Stürmisches Genie und demütiger Dorfmusikant – Vor 200 Jahren wurde Anton Bruckner geboren
Den „Musikanten Gottes“ nannten ihn die einfachen Leute voller Sympathie. Doch Anton Bruckner gilt mit seinen titanischen Messen und Sinfonien längst als stürmischer Wegbereiter der Moderne in Kirchen und Konzertsälen.
„Dem lieben Gott“ steht als Widmung über der unvollendeten neunten Sinfonie, mit der Bruckner vom Leben Abschied nahm: unirdische Klänge von Sehnsucht und Hoffnung. Nach dem düsteren, mit einem unentrinnbaren Schicksal beladenen Streichertremolo des Anfangs ein gewaltiger Fortissimo-Ausbruch des ganzen Orchesters, als stürze die Menschheit vor dem richtenden Gott auf die Knie. Es folgt ein wunderbar leichtes Totentanz-Scherzo jenseits aller Erdenschwere. Der Komponist strahlender Messen und inniger geistlicher Motetten, am 4. September 1824 im oberösterreichischen Ansfelden als Sohn des Dorfschulmeisters geboren, gilt als liebenswürdig-schrulliger alter Herr, demütig und ohne die üblichen Künstlerallüren, als großes Kind, das die Kraft seiner Tonsprache aus unbefangener Gläubigkeit und eisernem Gottvertrauen gewonnen haben muss. Anton Bruckner: vorwärtsdrängendes Genie und im Grunde doch ein fröhlicher Dorfmusikant bis an sein Lebensende. Doch die an barocke Liturgien erinnernden Choräle, die er in seine Sinfonien einfügt und mitten in den profanen Werken zitiert, drücken nach Bruckners eigenen Worten seine Dankbarkeit für die „Errettung vom Wahnsinn“ aus. 1867 fiel er in eine Nervenkrise, in der Klinik stufte man ihn als ernsten Fall ein. Zeitlebens litt er an quälenden Minderwertigkeitsgefühlen und Zwangsneurosen. Als musikalische Berühmtheit benahm er sich schrecklich ungeschickt, arrangierte die Uraufführungen seiner Werke am falschen Ort, mit schlecht ausgebildeten Ensembles, die von seiner Musik nichts hielten.

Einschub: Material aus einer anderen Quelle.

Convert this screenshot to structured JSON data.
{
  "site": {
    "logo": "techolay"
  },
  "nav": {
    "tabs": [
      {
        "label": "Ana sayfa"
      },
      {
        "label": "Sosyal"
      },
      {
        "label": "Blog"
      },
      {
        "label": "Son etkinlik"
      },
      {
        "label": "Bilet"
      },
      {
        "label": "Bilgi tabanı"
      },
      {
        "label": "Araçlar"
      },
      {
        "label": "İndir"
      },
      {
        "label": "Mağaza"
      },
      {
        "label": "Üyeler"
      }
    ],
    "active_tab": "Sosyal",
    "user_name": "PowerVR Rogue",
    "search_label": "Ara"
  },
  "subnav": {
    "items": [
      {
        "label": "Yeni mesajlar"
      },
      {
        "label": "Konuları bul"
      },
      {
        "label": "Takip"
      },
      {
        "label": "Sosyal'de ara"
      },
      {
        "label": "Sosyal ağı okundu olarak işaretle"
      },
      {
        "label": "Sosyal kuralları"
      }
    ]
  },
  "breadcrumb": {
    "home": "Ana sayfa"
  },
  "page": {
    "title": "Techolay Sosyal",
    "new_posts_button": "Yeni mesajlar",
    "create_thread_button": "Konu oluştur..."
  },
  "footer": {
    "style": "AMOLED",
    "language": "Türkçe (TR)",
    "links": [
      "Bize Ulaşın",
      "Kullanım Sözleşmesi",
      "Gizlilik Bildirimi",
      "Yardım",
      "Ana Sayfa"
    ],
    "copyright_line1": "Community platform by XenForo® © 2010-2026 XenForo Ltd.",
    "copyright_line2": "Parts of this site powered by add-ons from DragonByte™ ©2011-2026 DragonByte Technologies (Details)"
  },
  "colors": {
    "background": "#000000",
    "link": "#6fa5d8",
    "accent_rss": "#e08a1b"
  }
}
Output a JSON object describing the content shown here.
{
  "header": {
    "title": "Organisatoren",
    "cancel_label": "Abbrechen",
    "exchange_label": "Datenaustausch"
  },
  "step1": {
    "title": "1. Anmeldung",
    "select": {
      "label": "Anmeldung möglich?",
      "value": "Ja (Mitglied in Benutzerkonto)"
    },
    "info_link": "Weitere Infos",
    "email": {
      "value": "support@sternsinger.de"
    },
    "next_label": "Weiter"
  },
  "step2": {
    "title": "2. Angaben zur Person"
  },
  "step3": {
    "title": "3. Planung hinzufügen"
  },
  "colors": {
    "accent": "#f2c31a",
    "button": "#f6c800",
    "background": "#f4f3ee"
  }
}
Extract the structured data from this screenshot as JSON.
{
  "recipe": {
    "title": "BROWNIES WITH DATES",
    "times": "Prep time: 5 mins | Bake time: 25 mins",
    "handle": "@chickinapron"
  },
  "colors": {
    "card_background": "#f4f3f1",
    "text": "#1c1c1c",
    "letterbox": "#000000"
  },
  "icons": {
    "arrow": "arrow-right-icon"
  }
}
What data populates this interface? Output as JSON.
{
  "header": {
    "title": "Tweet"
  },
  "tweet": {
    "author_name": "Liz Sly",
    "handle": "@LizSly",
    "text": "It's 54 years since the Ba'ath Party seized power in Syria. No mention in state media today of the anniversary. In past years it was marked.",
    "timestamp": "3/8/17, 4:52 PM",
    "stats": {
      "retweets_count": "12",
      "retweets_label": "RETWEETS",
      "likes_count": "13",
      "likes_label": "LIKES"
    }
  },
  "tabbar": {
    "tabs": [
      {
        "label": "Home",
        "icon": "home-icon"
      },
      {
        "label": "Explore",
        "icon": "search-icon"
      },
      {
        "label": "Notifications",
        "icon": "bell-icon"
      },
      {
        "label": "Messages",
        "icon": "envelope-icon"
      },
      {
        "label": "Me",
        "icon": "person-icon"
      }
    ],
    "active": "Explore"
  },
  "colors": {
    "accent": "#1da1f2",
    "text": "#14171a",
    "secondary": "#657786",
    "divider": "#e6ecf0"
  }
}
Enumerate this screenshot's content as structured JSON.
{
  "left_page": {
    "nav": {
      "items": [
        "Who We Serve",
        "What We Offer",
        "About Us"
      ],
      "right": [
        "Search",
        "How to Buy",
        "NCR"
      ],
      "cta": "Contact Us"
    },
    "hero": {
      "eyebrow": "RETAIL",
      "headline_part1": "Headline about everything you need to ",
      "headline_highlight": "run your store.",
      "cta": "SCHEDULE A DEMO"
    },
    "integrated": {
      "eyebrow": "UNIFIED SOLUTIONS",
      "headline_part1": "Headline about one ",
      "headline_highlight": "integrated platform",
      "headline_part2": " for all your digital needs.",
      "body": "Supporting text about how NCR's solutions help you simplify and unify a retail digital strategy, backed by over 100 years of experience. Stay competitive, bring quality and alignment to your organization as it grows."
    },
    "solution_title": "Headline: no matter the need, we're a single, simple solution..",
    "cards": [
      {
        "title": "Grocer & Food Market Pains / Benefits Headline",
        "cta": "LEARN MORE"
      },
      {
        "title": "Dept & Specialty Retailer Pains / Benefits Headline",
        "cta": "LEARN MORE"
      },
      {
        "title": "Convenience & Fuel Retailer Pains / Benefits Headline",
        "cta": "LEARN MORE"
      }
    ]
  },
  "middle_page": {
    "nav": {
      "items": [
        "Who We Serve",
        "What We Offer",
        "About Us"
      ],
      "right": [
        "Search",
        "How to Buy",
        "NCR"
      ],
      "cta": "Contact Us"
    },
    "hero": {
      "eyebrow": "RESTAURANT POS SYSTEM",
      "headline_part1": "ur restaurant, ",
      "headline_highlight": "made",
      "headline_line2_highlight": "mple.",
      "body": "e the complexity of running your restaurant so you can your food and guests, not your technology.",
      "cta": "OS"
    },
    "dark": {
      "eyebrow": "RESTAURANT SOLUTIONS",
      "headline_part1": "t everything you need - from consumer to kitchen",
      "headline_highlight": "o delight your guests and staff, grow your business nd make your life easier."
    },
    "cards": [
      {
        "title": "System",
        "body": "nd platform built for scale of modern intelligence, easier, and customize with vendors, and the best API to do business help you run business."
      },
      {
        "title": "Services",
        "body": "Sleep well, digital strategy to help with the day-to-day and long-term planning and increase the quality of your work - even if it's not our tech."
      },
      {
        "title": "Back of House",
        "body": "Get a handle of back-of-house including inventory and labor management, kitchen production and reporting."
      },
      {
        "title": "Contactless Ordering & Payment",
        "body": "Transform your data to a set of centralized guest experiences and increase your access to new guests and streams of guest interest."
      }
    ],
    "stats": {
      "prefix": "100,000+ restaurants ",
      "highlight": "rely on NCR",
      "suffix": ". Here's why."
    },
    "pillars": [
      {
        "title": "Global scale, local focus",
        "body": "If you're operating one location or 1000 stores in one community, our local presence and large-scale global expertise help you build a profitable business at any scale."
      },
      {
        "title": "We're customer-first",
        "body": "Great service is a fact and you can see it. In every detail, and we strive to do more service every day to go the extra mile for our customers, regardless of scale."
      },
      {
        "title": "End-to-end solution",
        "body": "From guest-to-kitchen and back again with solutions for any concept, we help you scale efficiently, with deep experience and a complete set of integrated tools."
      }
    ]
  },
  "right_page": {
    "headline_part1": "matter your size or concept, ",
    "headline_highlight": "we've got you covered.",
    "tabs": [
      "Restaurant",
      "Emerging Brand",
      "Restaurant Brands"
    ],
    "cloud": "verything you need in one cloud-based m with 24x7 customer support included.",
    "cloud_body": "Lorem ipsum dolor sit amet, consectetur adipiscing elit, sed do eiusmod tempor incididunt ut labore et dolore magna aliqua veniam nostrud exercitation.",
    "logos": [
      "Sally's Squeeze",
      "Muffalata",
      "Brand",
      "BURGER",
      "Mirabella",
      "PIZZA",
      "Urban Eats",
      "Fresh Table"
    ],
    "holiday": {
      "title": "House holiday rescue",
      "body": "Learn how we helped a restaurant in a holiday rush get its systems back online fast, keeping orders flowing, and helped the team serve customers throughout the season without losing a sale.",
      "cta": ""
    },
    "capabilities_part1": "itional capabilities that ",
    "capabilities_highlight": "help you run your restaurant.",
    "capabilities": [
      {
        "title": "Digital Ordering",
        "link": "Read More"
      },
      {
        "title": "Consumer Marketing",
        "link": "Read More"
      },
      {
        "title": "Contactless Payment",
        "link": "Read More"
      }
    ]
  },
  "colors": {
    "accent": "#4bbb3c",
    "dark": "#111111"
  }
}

Als der schüchterne, sich stets verfolgt fühlende Bruckner 1868 tatsächlich eine Professur am Wiener Konservatorium bekommen hatte, hielt er 23 Jahre lang immer dieselben Vorlesungen. Und doch verbreitete sich in Europa allmählich die Kunde von einem österreichischen Professor, der in seinen Sinfonien und Kirchenmotetten Himmel und Hölle in gewaltigen Fugen durcheilte und eine Musik von völlig neuer Art schuf. Jetzt traute er sich endlich Konzertreisen zu, feierte in der Pariser Kathedrale Notre-Dame und in der Londoner Albert Hall Triumphe. Bruckner war nun auch in Wien anerkannt.
1896 starb Anton Bruckner im Alter von 72 Jahren. Während bei den anderen starken Komponisten seiner Zeit die Messen und Psalmen eher Zufallswerke darstellen, entwickelt sich Bruckners Schaffen bewusst im Raum der Kirche, und auch seine Sinfonien sind mystisch erfüllt. In seinen sakralen Kompositionen aber verschmilzt er die fugenreiche Polyphonie mittelalterlicher Prägung mit der Klangfülle des romantischen Orchesters zu einsamer Größe.